The United Nations Refugee Agency, UNHCR, issued a report last week on Manus Island, based on a January visit. The agency confirms the reports of the women asylum seekers. The physical conditions are “harsh”. The living quarters have no privacy, which is a particular concern to parents of girls; are unbearably hot; and have grossly inadequate sanitary facilities. And that’s the family compound. The conditions in the compound for single male adults are worse.

The conditions are generally and specifically traumatic. They breed mental health crises on an individual, collective and structural basis. For the adults, it’s terrible. For the children, it’s crushing.

The UN list of dehumanizing conditions goes on, but here’s the point. This is what happens when deterrence is a key plank in asylum policy. Since Australia began “offshore processing” its asylum seekers, have the numbers gone down? Absolutely not. They’ve risen, incrementally. Does that mean the policy hasn’t worked? According to the State, it means the State hasn’t arrived at the proper balance of harsh and brutal. When the Australian government can match the brutality the women, children and men have fled, then it will have arrived at what it considers to be an appropriate asylum program.

Australia has invested political capital, national identity, and hard cold cash in brutalizing asylum seekers. They have sought partners. First they turned to Papua New Guinea, and this week, they turned to New Zealand. Australia sees asylum seekers as another `opportunity’ for regional free trade agreements. This time trade is in battered bodies and dreams.

Why can’t asylum, rather than deterrence, by the key plank of the asylum policy? What would it take to move the concept of the right to asylum to the center of all asylum policy?

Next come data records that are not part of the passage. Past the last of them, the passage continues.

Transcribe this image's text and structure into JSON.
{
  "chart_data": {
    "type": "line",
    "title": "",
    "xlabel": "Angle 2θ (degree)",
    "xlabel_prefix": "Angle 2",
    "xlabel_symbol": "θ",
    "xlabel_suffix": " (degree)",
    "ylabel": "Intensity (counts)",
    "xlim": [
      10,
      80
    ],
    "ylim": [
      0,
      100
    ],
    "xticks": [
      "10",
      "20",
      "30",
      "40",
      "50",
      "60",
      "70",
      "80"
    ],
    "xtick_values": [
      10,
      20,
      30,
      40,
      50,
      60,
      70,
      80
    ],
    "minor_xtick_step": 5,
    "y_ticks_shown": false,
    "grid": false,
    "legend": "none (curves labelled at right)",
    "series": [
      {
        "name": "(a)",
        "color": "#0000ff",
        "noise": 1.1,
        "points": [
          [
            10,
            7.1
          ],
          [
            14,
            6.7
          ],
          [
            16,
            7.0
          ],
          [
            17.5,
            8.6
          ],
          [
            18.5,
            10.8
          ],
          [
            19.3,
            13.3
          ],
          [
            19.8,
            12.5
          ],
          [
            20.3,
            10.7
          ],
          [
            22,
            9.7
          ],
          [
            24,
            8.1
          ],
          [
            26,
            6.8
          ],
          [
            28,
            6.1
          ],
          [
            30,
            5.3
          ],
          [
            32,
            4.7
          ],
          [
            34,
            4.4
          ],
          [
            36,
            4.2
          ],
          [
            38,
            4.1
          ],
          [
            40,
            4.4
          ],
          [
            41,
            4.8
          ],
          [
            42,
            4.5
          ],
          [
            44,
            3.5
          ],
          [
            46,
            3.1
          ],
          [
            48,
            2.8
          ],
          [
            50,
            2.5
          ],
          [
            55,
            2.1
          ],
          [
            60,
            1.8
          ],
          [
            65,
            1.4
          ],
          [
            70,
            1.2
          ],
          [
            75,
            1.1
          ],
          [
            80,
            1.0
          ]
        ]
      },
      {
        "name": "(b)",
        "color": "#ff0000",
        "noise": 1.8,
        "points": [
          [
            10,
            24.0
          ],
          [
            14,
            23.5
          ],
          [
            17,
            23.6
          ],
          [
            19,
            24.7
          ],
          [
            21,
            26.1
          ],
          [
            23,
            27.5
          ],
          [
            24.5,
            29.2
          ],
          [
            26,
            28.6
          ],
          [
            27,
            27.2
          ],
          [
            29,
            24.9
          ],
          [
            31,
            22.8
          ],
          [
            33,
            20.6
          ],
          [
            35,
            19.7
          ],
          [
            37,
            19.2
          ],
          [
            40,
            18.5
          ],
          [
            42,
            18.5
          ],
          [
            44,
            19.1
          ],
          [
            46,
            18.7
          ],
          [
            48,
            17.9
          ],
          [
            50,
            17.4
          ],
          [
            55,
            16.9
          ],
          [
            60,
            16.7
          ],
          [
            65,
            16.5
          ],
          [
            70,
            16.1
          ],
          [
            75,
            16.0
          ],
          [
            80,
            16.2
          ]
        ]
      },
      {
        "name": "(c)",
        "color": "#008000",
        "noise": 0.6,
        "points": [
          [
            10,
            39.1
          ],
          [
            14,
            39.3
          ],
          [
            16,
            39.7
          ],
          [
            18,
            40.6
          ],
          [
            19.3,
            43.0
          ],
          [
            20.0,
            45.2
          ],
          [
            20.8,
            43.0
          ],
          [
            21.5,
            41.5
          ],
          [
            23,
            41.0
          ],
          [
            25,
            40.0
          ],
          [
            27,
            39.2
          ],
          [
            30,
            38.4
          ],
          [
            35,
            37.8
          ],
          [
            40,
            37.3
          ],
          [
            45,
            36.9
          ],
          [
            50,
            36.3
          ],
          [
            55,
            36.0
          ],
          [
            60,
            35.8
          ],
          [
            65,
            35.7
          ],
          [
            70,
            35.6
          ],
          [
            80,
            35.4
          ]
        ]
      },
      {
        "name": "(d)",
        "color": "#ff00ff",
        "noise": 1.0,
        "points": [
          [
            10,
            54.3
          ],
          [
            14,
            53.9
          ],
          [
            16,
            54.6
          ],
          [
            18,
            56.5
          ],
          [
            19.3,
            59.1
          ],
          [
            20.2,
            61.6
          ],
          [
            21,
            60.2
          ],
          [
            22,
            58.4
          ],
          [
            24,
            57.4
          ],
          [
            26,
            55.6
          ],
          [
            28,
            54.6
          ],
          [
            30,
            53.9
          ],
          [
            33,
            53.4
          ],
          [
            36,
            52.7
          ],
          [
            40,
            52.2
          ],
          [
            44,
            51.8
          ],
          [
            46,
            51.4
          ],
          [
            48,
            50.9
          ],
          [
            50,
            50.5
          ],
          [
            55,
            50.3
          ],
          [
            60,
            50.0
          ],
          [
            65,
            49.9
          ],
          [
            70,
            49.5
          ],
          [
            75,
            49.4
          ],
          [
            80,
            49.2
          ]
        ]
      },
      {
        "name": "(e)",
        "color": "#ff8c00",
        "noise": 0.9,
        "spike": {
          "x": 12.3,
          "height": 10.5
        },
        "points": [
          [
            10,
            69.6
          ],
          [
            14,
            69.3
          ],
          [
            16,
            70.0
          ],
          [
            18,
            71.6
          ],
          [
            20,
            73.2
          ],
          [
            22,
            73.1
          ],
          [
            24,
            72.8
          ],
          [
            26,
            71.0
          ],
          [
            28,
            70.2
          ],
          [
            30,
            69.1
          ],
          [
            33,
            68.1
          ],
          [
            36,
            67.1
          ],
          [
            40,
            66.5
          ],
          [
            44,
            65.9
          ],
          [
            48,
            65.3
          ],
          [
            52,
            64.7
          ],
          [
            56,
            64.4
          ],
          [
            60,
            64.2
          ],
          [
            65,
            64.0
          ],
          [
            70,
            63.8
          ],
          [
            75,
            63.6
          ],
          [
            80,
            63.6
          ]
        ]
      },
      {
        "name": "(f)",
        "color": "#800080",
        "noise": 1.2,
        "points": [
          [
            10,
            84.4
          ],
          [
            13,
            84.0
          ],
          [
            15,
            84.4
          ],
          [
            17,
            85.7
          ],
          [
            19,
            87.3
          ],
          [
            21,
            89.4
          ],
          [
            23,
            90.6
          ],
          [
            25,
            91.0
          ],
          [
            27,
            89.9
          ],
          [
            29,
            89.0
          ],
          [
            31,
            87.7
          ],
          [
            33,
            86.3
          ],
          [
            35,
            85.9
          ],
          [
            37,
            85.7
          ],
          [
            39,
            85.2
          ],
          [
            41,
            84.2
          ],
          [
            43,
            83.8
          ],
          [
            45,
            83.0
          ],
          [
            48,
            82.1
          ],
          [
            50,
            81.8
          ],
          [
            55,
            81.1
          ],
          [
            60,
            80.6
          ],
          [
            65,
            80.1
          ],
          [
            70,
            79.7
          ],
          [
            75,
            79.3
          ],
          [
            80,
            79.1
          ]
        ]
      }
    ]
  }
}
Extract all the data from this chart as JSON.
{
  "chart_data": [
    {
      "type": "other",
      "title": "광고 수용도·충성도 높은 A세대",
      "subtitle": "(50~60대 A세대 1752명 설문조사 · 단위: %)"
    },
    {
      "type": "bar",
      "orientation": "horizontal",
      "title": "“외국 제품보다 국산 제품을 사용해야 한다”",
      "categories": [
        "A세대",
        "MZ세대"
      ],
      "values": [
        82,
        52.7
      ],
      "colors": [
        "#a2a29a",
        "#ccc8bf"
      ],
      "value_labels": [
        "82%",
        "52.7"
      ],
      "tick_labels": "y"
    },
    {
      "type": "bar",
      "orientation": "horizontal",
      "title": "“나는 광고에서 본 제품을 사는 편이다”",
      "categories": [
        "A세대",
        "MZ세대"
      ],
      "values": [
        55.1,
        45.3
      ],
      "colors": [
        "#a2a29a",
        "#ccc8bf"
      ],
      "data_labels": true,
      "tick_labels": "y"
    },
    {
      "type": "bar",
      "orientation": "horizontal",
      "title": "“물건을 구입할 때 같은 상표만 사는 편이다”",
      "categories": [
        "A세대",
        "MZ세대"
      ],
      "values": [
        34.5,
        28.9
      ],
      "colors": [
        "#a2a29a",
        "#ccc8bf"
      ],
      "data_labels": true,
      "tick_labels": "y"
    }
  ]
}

Ask the women asylum seekers on Manus Island. Repeatedly, they say they fled violence but they sought peace. Peace, rather than `security’, must govern asylum policy.

Meanwhile, the women who sought peace sit in the harsh camps on the remote islands, look at their children, look at themselves, look at the guards, look at where they’ve come to and where they’re probably going, if the State has its way, and they sigh, “O brave new world, that has such people in’t.”